BY SAM RAPPAPORT
Western Queens elected officials blasted the MTA’s plan to renovate Astoria’s Ditmars Boulevard subway station during a rally last week.
The MTA announced its construction plans for the Ditmars Boulevard station—which will run from April 2018 through June 2019—at a Community Board 1 meeting on Feb. 5. Since then, elected officials, community leaders, business owners and residents have pushed back against the initiative, decrying its failure to provide accessibility upgrades and improve the efficiency of subway service.
At a rally held underneath the Ditmars Boulevard subway tracks on Feb. 8, U.S. Rep. Joseph Crowley (D-Jackson Heights) said that the MTA has not given sufficient grounds for undertaking such a disruptive project.
“For years, the MTA has failed to address the needs of our aging subway system,” Crowley said. “Tracks have fallen into disrepair, subway signal systems are outdated, and many stations throughout Queens are inaccessible to those living with disabilities. I fully support plans to address these shortcomings. However, the MTA has, so far, failed to justify the extent to which this upcoming project will disrupt local businesses and the lives of my constituents.”
Councilman Costa Constantinides (D-Astoria), State Sen. Michael Gianaris (D-Astoria), Assemblywoman Aravella Simotas (D-Astoria) and Community Board 1 Chairwoman Marie Torniali also spoke at the rally.
Torniali accused the MTA of dismissing the community board’s plea to include elevators at the station, saying, “What is necessary is improving service and structural changes to make our stations accessible to all Astorians.”
Gianaris echoed these sentiments.
“Our subways are in desperate need of better service and more accessibility, yet the MTA continues to embark on projects that inconvenience communities at great cost without improving either,” he said.
The MTA repudiated the idea that the station renovations would neglect necessary structural work.
“The extensive repairs these stations are receiving are essential for public safety—to characterize them as merely cosmetic is absolutely incorrect and irresponsible,” MTA spokesman Shams Tarek said.
Since October, the 36th and 30th avenues subway stations along the N/W line in Astoria have been closed for renovations under the MTA’s Enhanced Station Initiative. The Ditmars Boulevard subway station is not a part of the Enhanced Station Initiative and will not receive the same top-to-bottom makeover, which will allow the station to remain open throughout renovations. Work on stations included in the Enhanced Station Initiative typically takes nine months. Construction on the Ditmars station is expected to last 14 months.

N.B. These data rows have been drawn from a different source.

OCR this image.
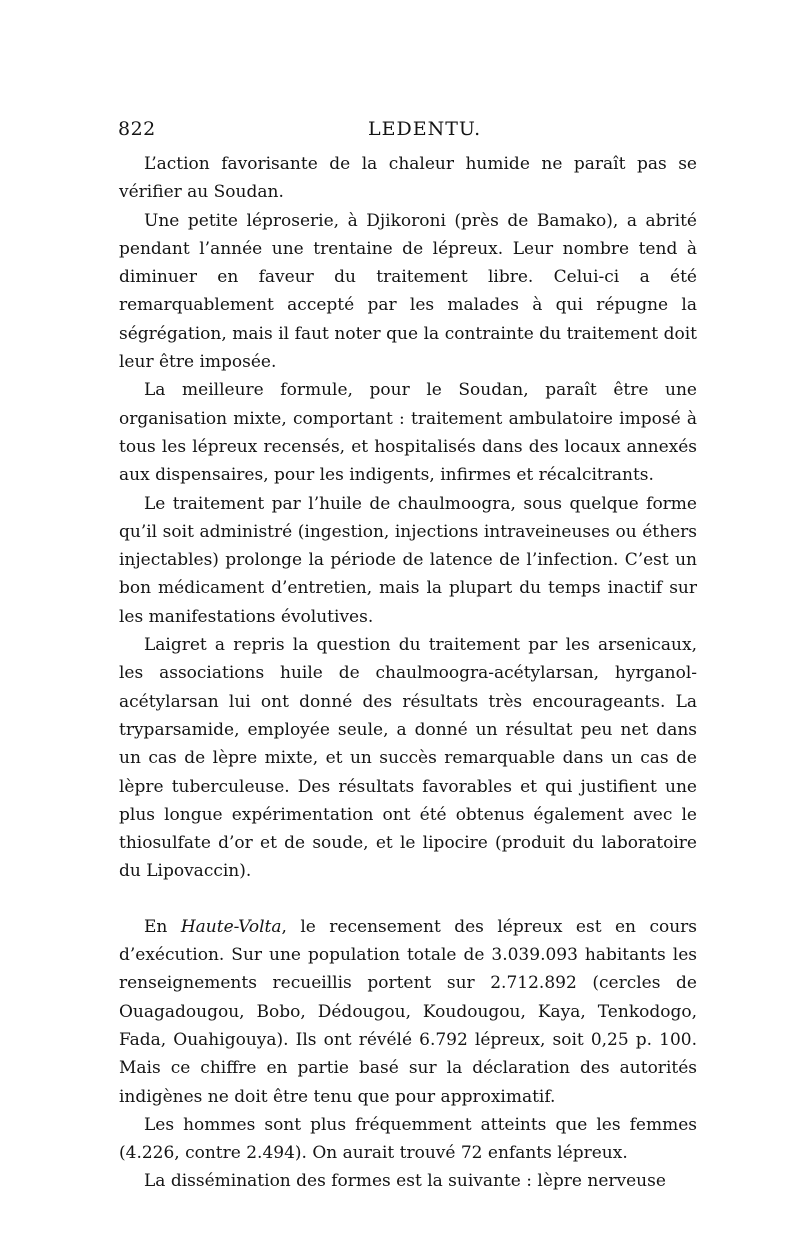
822	LEDENTU.

L’action favorisante de la chaleur humide ne paraît pas se vérifier au Soudan.

Une petite léproserie, à Djikoroni (près de Bamako), a abrité pendant l’année une trentaine de lépreux. Leur nombre tend à diminuer en faveur du traitement libre. Celui-ci a été remarquablement accepté par les malades à qui répugne la ségrégation, mais il faut noter que la contrainte du traitement doit leur être imposée.

La meilleure formule, pour le Soudan, paraît être une organisation mixte, comportant : traitement ambulatoire imposé à tous les lépreux recensés, et hospitalisés dans des locaux annexés aux dispensaires, pour les indigents, infirmes et récalcitrants.

Le traitement par l’huile de chaulmoogra, sous quelque forme qu’il soit administré (ingestion, injections intraveineuses ou éthers injectables) prolonge la période de latence de l’infection. C’est un bon médicament d’entretien, mais la plupart du temps inactif sur les manifestations évolutives.

Laigret a repris la question du traitement par les arsenicaux, les associations huile de chaulmoogra-acétylarsan, hyrganol-acétylarsan lui ont donné des résultats très encourageants. La tryparsamide, employée seule, a donné un résultat peu net dans un cas de lèpre mixte, et un succès remarquable dans un cas de lèpre tuberculeuse. Des résultats favorables et qui justifient une plus longue expérimentation ont été obtenus également avec le thiosulfate d’or et de soude, et le lipocire (produit du laboratoire du Lipovaccin).

En Haute-Volta, le recensement des lépreux est en cours d’exécution. Sur une population totale de 3.039.093 habitants les renseignements recueillis portent sur 2.712.892 (cercles de Ouagadougou, Bobo, Dédougou, Koudougou, Kaya, Tenkodogo, Fada, Ouahigouya). Ils ont révélé 6.792 lépreux, soit 0,25 p. 100. Mais ce chiffre en partie basé sur la déclaration des autorités indigènes ne doit être tenu que pour approximatif.

Les hommes sont plus fréquemment atteints que les femmes (4.226, contre 2.494). On aurait trouvé 72 enfants lépreux.

La dissémination des formes est la suivante : lèpre nerveuse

The MTA said that the staging impact at Ditmars Boulevard will be minimal. According to the agency, only 100 feet is needed to hold all of the construction equipment, and that staging area will run underneath the overhead subway tracks along a corridor where there are no businesses.
Tarek said that while the MTA is spearheading a $1 billion elevator program, Ditmars Boulevard does not top the list of stations in need of an elevator.
“A $1 billion elevator program that’s prioritizing factors such as connectivity and ridership is underway, and that includes four new elevators being added at the Astoria Boulevard station, which connects to critical bus lines and is one stop away from Ditmars,” Tarek said. “More elevators will be added to the subway system in the future and none of the current work precludes such additions.”
At the rally, Simotas voiced an often-heard grievance of New York City commuters—the MTA doesn’t care.
“Our community is already feeling the pain of current station closures and, on top of that, will now have to cope with Ditmars Boulevard construction,” Simotas said. “The MTA seems oblivious to this pain and the things that subway riders really need—working trains that run on time and elevators to help the elderly, the disabled and parents with children.”
The MTA apologized for the inconvenience.
“We apologize for inconveniences faced during construction, but the result will be safer, more comfortable, more convenient stations that will help Astoria residents with their commutes,” Tarek said.